Monday, November 05, 2007

Inspecting Iraq for WMDs and Clinton's Desert Fox operation

Doing a bit of review, I see that I have drafts scattered here and there that I haven't posted yet. So I'm going to do a bit of catch-up.

Scott Ritter is providing a fresh account of his experience with the end of the Iraqi WMD inspections in 1998 as part of this article, A Farewell to Arms Control Truthdig.com 07/05/07.

I should mention that former UN weapons inspector Ritter was one of the informed people who turned out to be right about the wrongheadedness of invading Iraq. And so therefore our "press corps" doesn't consider him one of the people to be taken seriously. No, our press barons haven't learned very much from the Iraq War experience.
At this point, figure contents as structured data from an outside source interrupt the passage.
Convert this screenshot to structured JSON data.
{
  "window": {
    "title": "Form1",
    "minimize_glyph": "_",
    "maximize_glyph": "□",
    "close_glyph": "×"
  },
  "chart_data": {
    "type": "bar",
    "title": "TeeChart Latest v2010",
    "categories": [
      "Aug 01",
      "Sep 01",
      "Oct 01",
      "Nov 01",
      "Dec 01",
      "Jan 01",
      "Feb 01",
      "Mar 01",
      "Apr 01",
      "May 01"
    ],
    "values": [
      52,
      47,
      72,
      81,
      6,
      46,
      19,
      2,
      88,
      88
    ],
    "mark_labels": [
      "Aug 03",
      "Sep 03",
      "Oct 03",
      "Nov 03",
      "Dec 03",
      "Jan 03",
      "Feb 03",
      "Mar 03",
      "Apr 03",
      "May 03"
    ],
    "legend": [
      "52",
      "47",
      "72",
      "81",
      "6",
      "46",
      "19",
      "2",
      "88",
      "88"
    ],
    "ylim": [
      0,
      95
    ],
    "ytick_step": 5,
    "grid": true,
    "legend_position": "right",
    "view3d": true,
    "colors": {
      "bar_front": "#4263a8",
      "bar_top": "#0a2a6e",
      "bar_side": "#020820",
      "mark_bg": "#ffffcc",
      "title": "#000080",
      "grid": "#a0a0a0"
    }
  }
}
I haven't read Ritter's book on the inspections or combed through the details of the 1998 end of the inspections to know if he's providing new information here. I do know that Saddam's government blocked UN inspectors at some point that year on the grounds that American intelligence had infiltrated the inspection teams. This was true, and the US government admitted that later. It became common in the runup to the 2003 invasion for Bush and others to say that "Saddam kicked out the inspectors" in 1998 but that was also not true. The inspectors decided on their own to withdraw, although I'm unclear whether the UN ordered it or whether Ritter as the head of the team ordered it on his own authority. According to this account, it was President Clinton who order the UN team out:

President Bill Clinton had the gall to claim that Saddam Hussein had refused to cooperate with weapons inspectors in December 1998, evicting the WMD sleuths from Iraq on the eve of the 72-hour bombing campaign known as Desert Fox. Clinton knew full well that his administration had deliberately created a provocation against the Iraqis, seeking to inspect a Baath Party headquarters, and once it became clear the Iraqis would accede to this outrageous demand, it was Clinton, not Saddam, who ordered the inspectors out of Iraq, seeking to cover his tracks with a bombing campaign that ostensibly targeted "WMD sites," but which in reality was a thinly disguised assassination attempt against the Iraqi president. A leading candidate for the Democratic nomination for president, Hillary Clinton, continues to uphold the fiction of her husband’s policy in Iraq, much to the detriment of truth. (my emphasis)
We don't hear that much any more about Operation Desert Fox, although it was a significant military operation. And it's a significant part of the story of the ongoing US conflict with Iraq. I'm not sure how they managed to pick the name "Desert Fox", which is the well-known nickname of the German Field Marshal Ernest Rommel in the Second World War. (Rommel did late in the war join the July 23, 1944, anti-Hitler plot and was allowed to commit suicide rather than be executed for his role in it.)